I understand I was talking about my rendition in post #19 (I think)
_"Me declaro culpable de estos cargos y quiero pagar las multas" _


----------



## gonza_arg

outkast said:


> I understand I was talking about my rendition in post #19 (I think)
> _"Me declaro culpable de estos cargos y quiero pagar las multas" _


 Yes, you are so right, yours is a so nice one


----------



## tanker

outkast said:


> I understand I was talking about my rendition in post #19 (I think)
> _"Me declaro culpable de estos cargos y quiero pagar las multas" _


 
 Outkast (and everyone else also), I think you have a pretty clear understanding of what I need here.
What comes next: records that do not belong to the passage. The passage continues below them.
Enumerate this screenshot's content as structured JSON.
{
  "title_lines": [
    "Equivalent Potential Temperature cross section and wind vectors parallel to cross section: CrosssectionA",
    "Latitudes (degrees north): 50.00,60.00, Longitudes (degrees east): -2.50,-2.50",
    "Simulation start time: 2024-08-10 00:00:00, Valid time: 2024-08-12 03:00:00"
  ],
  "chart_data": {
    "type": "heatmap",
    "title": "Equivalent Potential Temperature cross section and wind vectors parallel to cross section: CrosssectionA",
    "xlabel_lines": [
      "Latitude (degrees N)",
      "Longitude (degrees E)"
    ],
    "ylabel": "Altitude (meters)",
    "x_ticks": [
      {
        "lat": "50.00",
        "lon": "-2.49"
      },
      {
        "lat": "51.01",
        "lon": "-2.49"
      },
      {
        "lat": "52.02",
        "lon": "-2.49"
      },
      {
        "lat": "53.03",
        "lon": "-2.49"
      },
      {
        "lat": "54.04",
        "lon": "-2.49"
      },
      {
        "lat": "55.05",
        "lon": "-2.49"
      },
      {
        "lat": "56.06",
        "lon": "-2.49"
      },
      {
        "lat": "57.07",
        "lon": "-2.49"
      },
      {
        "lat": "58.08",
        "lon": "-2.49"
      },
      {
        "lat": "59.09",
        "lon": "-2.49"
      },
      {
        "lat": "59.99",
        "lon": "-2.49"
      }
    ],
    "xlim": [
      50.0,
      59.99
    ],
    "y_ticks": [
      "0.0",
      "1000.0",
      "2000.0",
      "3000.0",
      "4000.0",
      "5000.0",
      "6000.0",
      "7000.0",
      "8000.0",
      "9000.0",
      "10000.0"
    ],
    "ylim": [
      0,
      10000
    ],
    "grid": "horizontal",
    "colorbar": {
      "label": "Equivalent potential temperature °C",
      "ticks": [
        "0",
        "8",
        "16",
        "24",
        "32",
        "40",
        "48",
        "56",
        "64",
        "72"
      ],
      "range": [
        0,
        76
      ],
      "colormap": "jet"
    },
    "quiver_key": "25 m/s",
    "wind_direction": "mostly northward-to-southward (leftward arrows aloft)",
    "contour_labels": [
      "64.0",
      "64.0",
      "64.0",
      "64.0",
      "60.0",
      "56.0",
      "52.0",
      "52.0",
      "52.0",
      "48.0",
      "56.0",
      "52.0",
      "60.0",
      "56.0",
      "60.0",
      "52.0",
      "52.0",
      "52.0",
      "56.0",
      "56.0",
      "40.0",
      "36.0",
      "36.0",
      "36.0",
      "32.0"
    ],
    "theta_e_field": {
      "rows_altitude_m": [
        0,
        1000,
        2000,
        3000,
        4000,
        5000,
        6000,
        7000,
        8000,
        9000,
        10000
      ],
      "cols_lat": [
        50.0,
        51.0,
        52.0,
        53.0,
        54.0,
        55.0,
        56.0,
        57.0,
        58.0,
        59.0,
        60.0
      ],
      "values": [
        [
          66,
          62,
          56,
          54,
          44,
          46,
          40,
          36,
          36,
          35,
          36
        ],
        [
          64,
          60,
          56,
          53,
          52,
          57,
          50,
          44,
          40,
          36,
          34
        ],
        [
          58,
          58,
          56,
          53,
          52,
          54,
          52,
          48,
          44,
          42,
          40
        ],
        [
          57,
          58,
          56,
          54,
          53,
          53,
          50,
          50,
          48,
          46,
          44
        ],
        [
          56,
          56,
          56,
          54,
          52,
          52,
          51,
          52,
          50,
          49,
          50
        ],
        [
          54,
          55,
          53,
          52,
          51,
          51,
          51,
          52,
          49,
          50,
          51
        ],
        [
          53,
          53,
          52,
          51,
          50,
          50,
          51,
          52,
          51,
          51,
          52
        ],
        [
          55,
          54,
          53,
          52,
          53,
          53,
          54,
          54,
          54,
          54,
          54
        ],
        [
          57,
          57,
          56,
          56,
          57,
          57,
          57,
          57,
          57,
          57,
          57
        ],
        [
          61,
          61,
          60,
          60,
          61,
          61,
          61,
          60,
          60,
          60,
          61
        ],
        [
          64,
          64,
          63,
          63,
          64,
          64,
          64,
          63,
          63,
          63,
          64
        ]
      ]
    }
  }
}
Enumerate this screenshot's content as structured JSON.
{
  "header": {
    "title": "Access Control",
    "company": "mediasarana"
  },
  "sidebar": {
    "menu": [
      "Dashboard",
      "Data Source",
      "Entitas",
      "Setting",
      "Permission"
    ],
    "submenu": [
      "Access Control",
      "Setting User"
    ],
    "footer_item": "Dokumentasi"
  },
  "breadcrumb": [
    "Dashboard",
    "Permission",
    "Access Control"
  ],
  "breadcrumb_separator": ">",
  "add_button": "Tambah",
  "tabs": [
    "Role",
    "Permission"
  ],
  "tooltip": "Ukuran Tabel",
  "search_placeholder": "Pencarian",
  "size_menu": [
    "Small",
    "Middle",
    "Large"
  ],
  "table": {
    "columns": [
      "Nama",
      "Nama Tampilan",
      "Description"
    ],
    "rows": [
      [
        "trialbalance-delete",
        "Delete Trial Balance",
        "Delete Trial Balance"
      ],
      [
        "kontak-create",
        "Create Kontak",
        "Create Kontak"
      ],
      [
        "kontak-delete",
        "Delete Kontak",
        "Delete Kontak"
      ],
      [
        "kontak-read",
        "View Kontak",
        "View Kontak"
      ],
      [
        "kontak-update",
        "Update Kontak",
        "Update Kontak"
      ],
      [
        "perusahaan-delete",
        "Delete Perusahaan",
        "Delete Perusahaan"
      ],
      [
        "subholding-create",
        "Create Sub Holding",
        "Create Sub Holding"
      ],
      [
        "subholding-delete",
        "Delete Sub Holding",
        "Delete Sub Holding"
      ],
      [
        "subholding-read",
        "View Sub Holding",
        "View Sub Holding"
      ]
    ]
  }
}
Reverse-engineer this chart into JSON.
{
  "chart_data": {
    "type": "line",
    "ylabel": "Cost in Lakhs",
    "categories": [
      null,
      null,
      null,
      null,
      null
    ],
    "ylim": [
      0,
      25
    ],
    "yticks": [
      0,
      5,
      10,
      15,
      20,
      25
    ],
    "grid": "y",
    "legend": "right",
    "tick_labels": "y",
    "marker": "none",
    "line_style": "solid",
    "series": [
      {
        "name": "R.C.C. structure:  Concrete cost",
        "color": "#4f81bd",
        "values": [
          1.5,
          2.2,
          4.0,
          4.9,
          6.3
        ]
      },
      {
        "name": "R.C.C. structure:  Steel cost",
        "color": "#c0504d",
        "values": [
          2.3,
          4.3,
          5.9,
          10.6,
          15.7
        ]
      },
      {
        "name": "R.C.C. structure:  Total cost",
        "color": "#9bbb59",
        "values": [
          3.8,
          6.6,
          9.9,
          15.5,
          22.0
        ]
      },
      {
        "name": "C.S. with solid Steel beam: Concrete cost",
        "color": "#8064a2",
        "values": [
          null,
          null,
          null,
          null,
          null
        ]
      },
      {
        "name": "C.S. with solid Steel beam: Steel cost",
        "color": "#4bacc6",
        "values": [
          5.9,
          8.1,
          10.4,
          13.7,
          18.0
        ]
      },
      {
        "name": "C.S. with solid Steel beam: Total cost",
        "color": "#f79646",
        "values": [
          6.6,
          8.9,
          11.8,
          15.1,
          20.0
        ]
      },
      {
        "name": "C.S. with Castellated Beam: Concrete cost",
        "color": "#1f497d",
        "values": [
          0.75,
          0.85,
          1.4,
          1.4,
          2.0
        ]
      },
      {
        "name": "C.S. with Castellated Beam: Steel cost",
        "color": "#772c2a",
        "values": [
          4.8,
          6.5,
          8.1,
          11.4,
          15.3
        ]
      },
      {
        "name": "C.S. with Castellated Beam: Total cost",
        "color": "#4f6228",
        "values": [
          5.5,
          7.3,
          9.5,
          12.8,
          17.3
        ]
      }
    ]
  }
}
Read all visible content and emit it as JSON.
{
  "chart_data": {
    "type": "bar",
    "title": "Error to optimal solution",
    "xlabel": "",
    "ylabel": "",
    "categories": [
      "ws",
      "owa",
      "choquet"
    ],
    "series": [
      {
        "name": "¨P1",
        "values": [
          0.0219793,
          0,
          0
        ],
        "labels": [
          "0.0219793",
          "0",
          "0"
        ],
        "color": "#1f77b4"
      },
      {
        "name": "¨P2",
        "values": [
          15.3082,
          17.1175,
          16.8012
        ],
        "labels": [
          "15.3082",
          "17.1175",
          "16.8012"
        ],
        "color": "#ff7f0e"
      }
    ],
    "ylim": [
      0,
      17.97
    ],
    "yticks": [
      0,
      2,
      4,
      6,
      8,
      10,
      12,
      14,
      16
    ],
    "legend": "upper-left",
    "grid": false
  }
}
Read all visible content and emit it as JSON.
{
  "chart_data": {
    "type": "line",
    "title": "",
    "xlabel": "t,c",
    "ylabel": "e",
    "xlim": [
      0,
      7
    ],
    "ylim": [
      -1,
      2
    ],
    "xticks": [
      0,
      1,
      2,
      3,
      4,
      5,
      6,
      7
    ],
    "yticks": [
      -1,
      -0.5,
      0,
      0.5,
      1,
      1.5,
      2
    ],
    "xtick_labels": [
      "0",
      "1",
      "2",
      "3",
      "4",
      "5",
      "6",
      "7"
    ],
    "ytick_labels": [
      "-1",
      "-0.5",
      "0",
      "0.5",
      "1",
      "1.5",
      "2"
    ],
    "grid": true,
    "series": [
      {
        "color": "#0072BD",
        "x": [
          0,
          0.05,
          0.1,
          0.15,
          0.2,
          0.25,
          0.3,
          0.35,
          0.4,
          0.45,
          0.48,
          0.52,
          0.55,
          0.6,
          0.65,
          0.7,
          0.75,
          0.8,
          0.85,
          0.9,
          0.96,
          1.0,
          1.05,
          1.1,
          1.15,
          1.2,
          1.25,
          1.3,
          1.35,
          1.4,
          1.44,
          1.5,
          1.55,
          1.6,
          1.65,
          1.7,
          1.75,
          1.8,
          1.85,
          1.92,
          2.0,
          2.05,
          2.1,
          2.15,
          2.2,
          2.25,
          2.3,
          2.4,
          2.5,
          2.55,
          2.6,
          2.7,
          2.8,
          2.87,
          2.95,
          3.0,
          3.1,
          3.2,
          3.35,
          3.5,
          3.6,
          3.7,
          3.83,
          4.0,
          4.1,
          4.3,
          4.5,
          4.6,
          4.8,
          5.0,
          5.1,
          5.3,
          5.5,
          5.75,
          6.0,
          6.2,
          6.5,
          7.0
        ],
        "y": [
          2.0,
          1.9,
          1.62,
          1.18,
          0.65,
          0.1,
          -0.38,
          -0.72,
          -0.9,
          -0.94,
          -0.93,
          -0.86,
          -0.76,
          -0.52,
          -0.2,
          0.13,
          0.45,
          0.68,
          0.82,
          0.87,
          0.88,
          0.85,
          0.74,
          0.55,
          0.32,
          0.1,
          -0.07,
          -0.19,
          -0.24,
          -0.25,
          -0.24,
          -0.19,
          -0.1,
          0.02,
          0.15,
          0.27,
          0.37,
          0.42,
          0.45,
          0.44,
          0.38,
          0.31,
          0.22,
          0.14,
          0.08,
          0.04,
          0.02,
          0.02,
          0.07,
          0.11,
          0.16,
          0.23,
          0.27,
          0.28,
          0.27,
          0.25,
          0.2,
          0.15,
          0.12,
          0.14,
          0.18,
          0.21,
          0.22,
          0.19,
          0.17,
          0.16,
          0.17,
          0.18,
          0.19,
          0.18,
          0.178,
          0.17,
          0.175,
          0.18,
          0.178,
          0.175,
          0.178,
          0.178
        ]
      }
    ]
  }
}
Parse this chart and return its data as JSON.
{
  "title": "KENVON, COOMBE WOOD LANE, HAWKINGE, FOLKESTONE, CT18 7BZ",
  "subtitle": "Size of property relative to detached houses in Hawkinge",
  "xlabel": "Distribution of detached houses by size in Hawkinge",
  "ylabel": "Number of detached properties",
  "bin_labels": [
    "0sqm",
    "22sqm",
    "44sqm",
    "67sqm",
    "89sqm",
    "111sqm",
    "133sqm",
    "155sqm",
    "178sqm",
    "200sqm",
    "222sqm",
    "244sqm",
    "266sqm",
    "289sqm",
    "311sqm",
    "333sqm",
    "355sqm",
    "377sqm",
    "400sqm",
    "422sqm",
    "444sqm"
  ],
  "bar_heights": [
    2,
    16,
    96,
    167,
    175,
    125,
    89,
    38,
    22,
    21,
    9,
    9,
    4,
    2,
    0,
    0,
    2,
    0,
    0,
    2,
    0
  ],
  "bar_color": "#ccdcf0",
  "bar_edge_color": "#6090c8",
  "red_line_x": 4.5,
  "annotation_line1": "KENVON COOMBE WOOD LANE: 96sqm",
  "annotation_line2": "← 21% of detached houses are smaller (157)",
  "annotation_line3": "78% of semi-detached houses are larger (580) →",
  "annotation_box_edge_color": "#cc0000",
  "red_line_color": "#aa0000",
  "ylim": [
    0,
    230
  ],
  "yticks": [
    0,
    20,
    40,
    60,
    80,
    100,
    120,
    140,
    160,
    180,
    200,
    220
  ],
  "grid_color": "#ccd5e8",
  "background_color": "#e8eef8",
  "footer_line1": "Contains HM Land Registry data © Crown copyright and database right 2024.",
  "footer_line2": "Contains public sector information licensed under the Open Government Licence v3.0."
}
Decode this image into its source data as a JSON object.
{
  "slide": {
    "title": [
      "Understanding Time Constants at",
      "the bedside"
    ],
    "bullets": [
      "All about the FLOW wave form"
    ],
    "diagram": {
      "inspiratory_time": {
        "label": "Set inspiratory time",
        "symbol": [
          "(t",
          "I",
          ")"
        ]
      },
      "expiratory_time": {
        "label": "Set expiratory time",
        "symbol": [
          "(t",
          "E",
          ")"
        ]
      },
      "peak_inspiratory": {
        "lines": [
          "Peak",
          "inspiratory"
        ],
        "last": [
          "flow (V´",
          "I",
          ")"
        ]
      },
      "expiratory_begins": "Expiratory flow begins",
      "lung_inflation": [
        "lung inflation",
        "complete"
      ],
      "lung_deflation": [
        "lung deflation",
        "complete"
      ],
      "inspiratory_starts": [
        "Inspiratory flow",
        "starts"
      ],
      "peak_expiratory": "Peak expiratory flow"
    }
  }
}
Is there a final verdict on how this should be translated?


----------



## gonza_arg

vignette said:


> "Me quiero declarar culpable por estas multas y pagar los cargos"


 


outkast said:


> _"Me declaro culpable de estos cargos y quiero pagar las multas" _


 I think you can choose either of them, both are right.


----------



## fsabroso

gonza_arg said:


> Hello. Welcome to the forums. I would say:
> "Quiero/deseo declararme culpable por (haber cometido) estas infracciones y pagar las multas."
> But you should make your try first...
> Greets.


Hola:

Yo estoy de acuerdo con esta traducción.
A pesar que en Perú al "ticket" le decimos "papeleta", pero en términos generales sería "infracción".

Saludos.


----------



## Filis Cañí

Does he want to, or is he?

Me declaro culpable y pagaré la multa.

If the judge speaks English, what is going to count is the English version, not whatever translation you want to use, as long as the old guy understands what he is signing.


----------